It wasn't the normal judge that listened to our arguments, it was a new judge. He listed as the animal control officer read his report. He listened to me tell the story of how I came home to find my goats dying behind the shed. How I yelled at Atticus to get him off Penny and Atticus ran home. How I tried so many people looking for someone to shoot the goats before the sheriff came and we found the goats had finally died by themselves. How I'd been concerned enough about Atticus the week prior to bring one goat inside the house to keep it away from the dog. How my mother is afraid enough of Atticus that she went inside and closed the door every time the dog came over.

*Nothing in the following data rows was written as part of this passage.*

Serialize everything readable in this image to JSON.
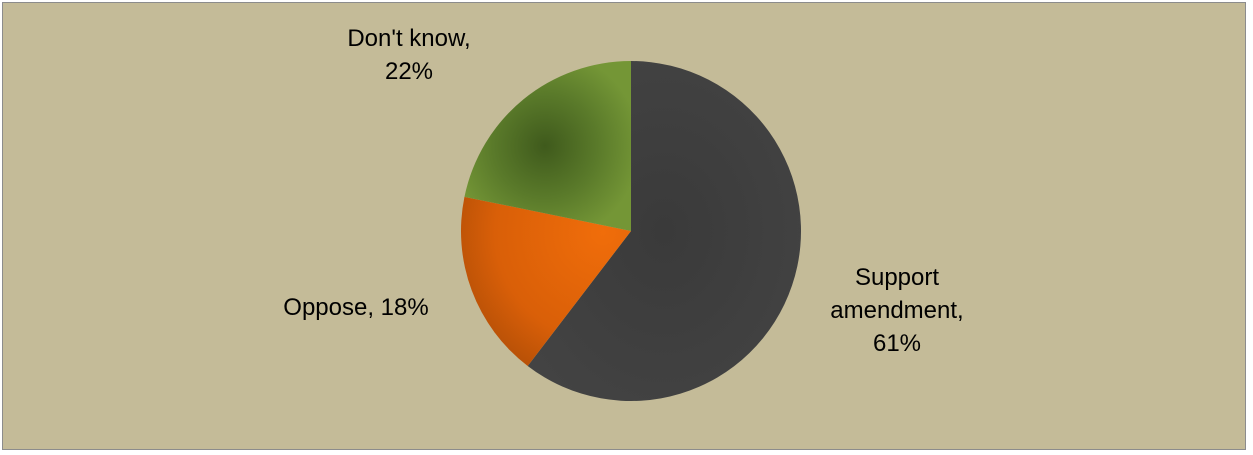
{
  "chart_data": {
    "type": "pie",
    "title": "",
    "start_angle_deg": 0,
    "direction": "clockwise",
    "slices": [
      {
        "label": "Support amendment",
        "value": 61,
        "label_lines": [
          "Support",
          "amendment,",
          "61%"
        ],
        "color": "#404040"
      },
      {
        "label": "Oppose",
        "value": 18,
        "label_lines": [
          "Oppose, 18%"
        ],
        "color": "#e0640a"
      },
      {
        "label": "Don't know",
        "value": 22,
        "label_lines": [
          "Don't know,",
          "22%"
        ],
        "color": "#6e8f34"
      }
    ],
    "legend": "none",
    "background_color": "#c4bb98",
    "border_color": "#8c8c8c"
  }
}
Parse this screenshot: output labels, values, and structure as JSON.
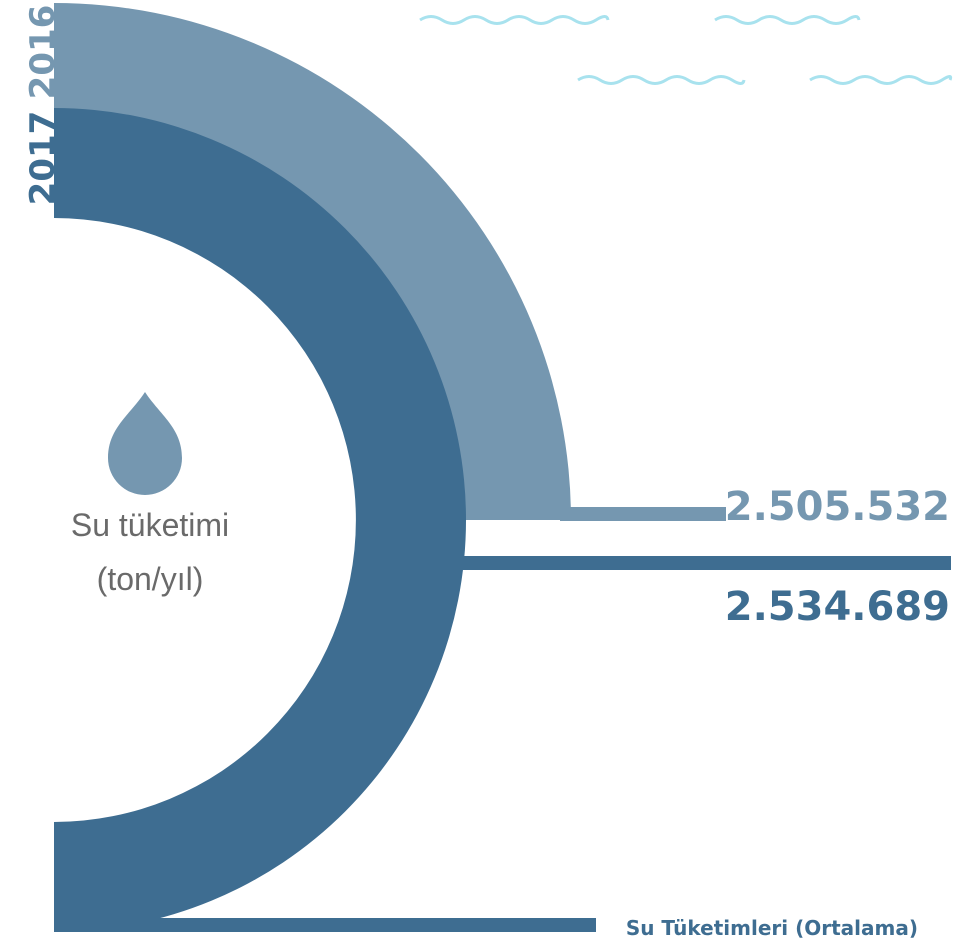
{
  "years": [
    "2016",
    "2017"
  ],
  "caption": [
    "Su tüketimi",
    "(ton/yıl)"
  ],
  "values": [
    "2.505.532",
    "2.534.689"
  ],
  "footer": "Su Tüketimleri (Ortalama)"
}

Then the judge listened as my neighbor spoke about where she was born and grew up, how many dogs she's rescued, how beautiful Atticus is. How she's an expert on goats because her ex-husband was nicknamed "goat." How a dog belonging to the previous owner of my house killed a cat she was catsitting and the cat was a member of the family because it had slept in the same bed as the owner for 10 years. How it's harsh country up where we live. How everyone on the street has lost at least one animal and that's just part of living where we live. How someone is leaving deer carcasses in the woods. How she can't imagine Atticus hurting anything because she wouldn't keep a dangerous dog. How she thinks that a wild animal killed my goats and Atticus just happened to discover it later. How she has purchased an invisible fence (she showed it to us, still in Petsmart bags) and will install it soon, but her dogs might run through it. How she brings the dogs out to the country to let them run because they don't have running space in the city. How her dog doors let her dogs out, but might let wild animals in. How she worries that if another wild animal kills another of my animals, I might blame her again. How she installed fence for her birds and she knows how hard it is on our rocky land. I wouldn't have been surprised if she brought the kitchen sink into her argument. It had everything but.
She told all of this about 5 times, in one big, long rush, barely pausing for air. The judge listened to it all and the rest of us listened with him.
Then he ordered her to keep her dogs on her property and me to keep my dogs on my property. There's one difference. I got a piece of paper with the judge's signature on it and the words "confine and keep on her property," referring to the neighbor and her dogs. The neighbor got the certainty that if her dog comes to my place again, I can shoot it.
No, I'm not happy. I don't see any winners here. I'm sad the neighbor has pushed it to this, but now she knows I will do whatever I have to do to keep my charges safe. This little saga has bumped forward a little bit. And now it's time to lay more track.